As experienced teachers know and as research has confirmed, students are most likely to engage with learning
when tasks are of moderate difficulty, neither too easy nor too hard and therefore neither boring nor frustrating
(Britt, 2005). Finding the right level of difficulty, however, can sometimes be a challenge if you have little
experience in teaching a particular grade level or curriculum, or even if a class is simply new to you and in this
sense “unknown”. Whether familiar to you or not, members of any class are likely to have diverse abilities and readiness, and this fact alone makes it harder to determine what level of difficulty is appropriate. A common
strategy for dealing with these ambiguities is to begin units, lessons, or projects with tasks or content that is
relatively easy and familiar, and then gradually introduce more difficult material or tasks until students seem
challenged, but not overwhelmed. Using this strategy gives the teacher a chance to observe and diagnose students’
learning needs before adjusting content, and gives students a chance to orient themselves to the teacher’s
expectations and the topic of study without becoming stressed or frustrated prematurely. Later in a unit, lesson, or
project, students are then in a better position to deal with more difficult tasks or content (Van Merrionboer, 2003).

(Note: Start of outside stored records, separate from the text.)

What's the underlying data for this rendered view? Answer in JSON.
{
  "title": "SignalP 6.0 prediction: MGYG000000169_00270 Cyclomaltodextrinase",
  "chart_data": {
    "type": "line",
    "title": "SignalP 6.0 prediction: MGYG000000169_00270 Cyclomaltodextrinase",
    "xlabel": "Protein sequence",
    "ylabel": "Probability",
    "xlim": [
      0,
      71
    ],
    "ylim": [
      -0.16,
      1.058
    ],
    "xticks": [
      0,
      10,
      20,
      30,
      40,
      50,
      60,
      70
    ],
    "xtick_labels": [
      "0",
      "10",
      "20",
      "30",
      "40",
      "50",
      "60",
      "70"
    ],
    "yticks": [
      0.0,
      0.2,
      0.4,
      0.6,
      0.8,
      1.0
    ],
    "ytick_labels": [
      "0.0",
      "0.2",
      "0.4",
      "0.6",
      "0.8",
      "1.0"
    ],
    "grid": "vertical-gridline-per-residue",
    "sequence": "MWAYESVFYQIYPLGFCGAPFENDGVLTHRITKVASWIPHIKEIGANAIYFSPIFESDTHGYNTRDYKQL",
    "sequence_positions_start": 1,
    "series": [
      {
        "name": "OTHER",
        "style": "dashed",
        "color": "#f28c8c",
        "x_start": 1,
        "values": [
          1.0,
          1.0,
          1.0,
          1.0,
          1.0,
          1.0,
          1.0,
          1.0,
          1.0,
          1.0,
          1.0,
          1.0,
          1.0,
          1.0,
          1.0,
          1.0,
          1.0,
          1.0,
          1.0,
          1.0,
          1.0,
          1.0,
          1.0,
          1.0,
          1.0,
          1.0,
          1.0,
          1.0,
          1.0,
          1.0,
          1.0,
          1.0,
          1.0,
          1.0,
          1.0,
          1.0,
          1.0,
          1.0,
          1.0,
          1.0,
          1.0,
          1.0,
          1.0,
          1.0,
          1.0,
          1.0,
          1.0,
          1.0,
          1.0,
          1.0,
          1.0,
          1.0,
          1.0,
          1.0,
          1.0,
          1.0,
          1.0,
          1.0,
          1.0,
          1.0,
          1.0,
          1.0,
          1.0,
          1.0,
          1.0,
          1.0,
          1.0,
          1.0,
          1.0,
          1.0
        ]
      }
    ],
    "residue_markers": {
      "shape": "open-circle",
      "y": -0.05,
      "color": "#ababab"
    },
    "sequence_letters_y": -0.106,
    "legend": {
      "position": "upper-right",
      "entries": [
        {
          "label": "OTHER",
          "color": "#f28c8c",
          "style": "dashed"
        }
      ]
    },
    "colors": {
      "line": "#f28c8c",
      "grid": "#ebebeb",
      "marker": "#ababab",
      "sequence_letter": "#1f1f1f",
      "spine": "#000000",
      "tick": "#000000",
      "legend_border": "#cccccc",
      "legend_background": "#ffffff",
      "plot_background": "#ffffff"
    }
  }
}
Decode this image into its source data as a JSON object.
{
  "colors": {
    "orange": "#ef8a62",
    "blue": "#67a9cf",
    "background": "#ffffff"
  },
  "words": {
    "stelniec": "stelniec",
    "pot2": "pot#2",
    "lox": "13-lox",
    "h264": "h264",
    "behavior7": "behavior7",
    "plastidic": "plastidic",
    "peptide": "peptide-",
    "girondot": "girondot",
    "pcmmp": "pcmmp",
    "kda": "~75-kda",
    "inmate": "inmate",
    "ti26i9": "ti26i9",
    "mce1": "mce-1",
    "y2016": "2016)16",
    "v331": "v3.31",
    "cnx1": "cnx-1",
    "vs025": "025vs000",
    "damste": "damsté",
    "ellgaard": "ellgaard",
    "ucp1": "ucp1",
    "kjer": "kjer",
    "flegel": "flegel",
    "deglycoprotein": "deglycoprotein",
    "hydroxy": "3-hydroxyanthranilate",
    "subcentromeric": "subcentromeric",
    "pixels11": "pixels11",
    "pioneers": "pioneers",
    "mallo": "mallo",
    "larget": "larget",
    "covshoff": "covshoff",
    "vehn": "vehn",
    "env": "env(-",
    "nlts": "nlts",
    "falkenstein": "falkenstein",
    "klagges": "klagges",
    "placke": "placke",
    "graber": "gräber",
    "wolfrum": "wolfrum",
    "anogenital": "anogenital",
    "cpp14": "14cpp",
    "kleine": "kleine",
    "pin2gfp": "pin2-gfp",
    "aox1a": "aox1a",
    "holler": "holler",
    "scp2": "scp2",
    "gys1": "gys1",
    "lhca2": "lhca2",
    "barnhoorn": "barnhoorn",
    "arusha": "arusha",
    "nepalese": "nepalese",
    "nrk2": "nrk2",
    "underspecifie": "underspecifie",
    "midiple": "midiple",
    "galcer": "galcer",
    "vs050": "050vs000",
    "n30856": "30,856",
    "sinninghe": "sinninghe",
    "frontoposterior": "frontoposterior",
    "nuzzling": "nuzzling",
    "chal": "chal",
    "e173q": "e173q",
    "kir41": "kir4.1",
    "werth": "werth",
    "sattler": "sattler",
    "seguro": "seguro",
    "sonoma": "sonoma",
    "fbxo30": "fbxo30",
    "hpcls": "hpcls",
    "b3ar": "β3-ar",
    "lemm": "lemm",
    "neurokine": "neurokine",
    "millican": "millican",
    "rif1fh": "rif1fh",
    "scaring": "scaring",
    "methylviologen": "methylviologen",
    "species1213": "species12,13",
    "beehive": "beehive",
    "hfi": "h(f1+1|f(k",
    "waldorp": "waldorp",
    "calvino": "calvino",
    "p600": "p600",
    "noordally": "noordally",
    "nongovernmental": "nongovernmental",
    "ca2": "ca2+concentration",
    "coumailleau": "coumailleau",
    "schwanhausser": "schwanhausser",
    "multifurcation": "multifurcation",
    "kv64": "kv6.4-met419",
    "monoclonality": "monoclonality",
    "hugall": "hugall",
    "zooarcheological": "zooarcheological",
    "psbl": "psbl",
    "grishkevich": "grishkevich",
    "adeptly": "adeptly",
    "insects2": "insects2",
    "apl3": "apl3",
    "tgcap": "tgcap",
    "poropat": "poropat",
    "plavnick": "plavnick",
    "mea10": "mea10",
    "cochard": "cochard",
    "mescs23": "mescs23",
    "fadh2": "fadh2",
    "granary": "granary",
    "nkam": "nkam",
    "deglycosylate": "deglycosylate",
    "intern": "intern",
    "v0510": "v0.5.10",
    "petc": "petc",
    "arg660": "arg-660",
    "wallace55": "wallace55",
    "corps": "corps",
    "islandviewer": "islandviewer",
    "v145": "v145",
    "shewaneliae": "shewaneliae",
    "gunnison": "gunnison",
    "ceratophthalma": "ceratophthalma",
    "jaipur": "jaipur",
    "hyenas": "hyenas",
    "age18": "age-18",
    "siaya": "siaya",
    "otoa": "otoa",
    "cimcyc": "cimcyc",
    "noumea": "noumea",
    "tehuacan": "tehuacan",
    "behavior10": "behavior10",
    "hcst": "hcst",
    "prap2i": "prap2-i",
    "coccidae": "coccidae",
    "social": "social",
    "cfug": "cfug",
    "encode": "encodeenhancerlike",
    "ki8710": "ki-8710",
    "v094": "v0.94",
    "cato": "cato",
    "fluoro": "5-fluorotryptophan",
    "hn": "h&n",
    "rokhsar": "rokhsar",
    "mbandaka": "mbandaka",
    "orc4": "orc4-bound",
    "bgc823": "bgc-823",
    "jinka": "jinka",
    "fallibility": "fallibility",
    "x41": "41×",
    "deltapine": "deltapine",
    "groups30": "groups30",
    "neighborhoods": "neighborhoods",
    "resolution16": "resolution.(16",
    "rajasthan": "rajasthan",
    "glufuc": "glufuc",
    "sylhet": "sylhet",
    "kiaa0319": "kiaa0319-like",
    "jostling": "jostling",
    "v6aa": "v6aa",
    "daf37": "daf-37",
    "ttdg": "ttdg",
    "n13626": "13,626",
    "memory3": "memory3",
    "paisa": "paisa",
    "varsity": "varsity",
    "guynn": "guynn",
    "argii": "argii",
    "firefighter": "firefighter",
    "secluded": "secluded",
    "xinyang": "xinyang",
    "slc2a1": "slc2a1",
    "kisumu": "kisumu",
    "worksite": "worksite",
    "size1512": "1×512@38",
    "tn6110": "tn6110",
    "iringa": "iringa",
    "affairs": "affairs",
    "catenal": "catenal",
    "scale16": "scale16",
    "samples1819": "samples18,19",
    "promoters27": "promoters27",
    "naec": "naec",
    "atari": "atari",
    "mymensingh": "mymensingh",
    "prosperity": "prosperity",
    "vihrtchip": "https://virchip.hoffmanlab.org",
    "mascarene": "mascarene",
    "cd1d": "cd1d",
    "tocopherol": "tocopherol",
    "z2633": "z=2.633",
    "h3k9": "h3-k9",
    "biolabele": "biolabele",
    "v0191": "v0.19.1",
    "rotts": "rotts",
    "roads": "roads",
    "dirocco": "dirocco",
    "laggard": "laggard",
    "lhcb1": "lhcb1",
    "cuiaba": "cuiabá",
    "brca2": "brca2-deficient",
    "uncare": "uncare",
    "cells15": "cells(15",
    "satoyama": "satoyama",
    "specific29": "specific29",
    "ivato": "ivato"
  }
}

The principle seems to help even with “authentic” learning projects—ones that resemble real-world activities of
students (such as learning to drive an automobile), and that present a variety of complex tasks simultaneously.
Even in those cases it helps for the teacher to isolate and focus on the simplest subtasks first (such as “put the key in
the ignition”) and only move to harder tasks later (such as parallel parking).
Sequencing instruction is only a partial solution to finding the best “level” of instruction, because it still does not
deal with lasting differences among students as individuals. The core challenge to teachers is to fully individualize
or differentiate instruction: to tailor instruction or activities not only to the class as a group, but to the differences
among members of the class? One way to approach this problem is to plan different content or activities for
different students or groups of students. While one group works on Task A, another group works on Task B; one
group works on relatively easy math problems, for example, while another works on harder ones. Taken very far,
managing multiple activities or tasks obviously complicates a teacher’s job, but it can and has been done by many
teachers (and it also can make teaching more interesting!). In the next chapter, we describe some classroom
management strategies that can help with the multi-tasking that differentiated instruction requires.